MultiHeadAttention Activation Initialization

JFernando4 · January 22, 2025, 2:02am

In the current version, in the MultiheadAttention activation in torch.nn.modules.activation, in the _reset_parameters method in line 1116, all the parameters of the activations are initialized using Xavier initialization except for the output projection weight. The output projection weight is missing and is likely being initialized using the default initialization for linear layers. This is the method:

def _reset_parameters(self):
        if self._qkv_same_embed_dim:
            xavier_uniform_(self.in_proj_weight)
        else:
            xavier_uniform_(self.q_proj_weight)
            xavier_uniform_(self.k_proj_weight)
            xavier_uniform_(self.v_proj_weight)

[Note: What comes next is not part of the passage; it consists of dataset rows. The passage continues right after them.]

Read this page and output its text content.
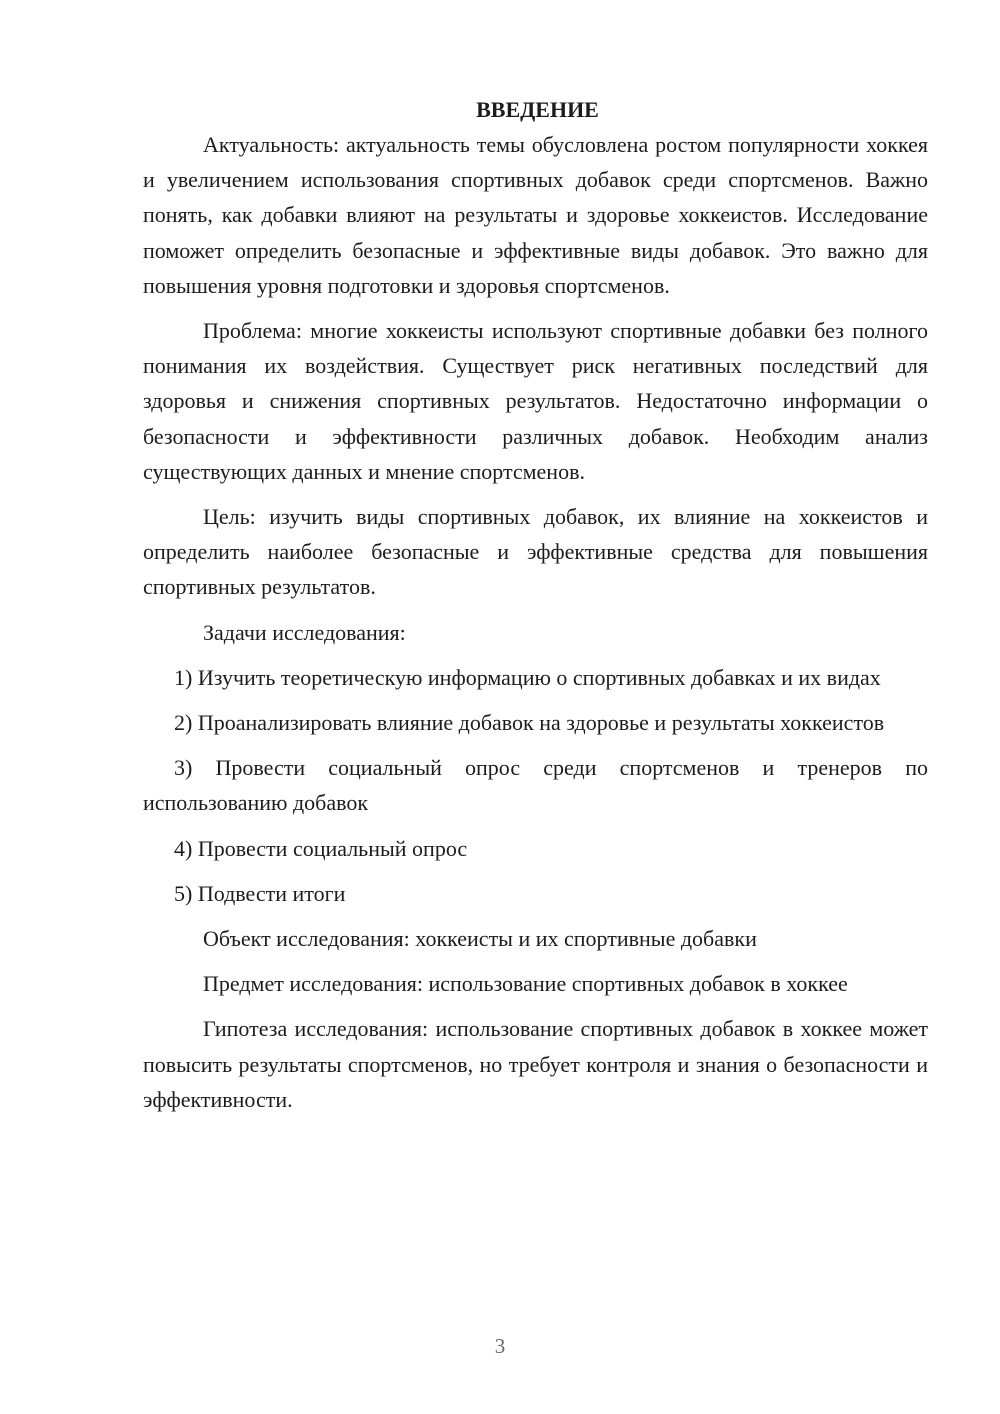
ВВЕДЕНИЕ

Актуальность: актуальность темы обусловлена ростом популярности хоккея и увеличением использования спортивных добавок среди спортсменов. Важно понять, как добавки влияют на результаты и здоровье хоккеистов. Исследование поможет определить безопасные и эффективные виды добавок. Это важно для повышения уровня подготовки и здоровья спортсменов.

Проблема: многие хоккеисты используют спортивные добавки без полного понимания их воздействия. Существует риск негативных последствий для здоровья и снижения спортивных результатов. Недостаточно информации о безопасности и эффективности различных добавок. Необходим анализ существующих данных и мнение спортсменов.

Цель: изучить виды спортивных добавок, их влияние на хоккеистов и определить наиболее безопасные и эффективные средства для повышения спортивных результатов.

Задачи исследования:

1) Изучить теоретическую информацию о спортивных добавках и их видах

2) Проанализировать влияние добавок на здоровье и результаты хоккеистов

3) Провести социальный опрос среди спортсменов и тренеров по использованию добавок

4) Провести социальный опрос

5) Подвести итоги

Объект исследования: хоккеисты и их спортивные добавки

Предмет исследования: использование спортивных добавок в хоккее

Гипотеза исследования: использование спортивных добавок в хоккее может повысить результаты спортсменов, но требует контроля и знания о безопасности и эффективности.

3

        if self.in_proj_bias is not None:
            constant_(self.in_proj_bias, 0.0)
            constant_(self.out_proj.bias, 0.0)
        if self.bias_k is not None:
            xavier_normal_(self.bias_k)
        if self.bias_v is not None:
            xavier_normal_(self.bias_v)

Since self.out_proj.weight is missing in this function, it is initialized as: torch.nn.init.kaiming_uniform_(self.out_proj.weight, a=math.sqrt(5)) inside of the linear layer reset_parameters method here.

I was wondering if this was an intentional choice or if it’s a bug.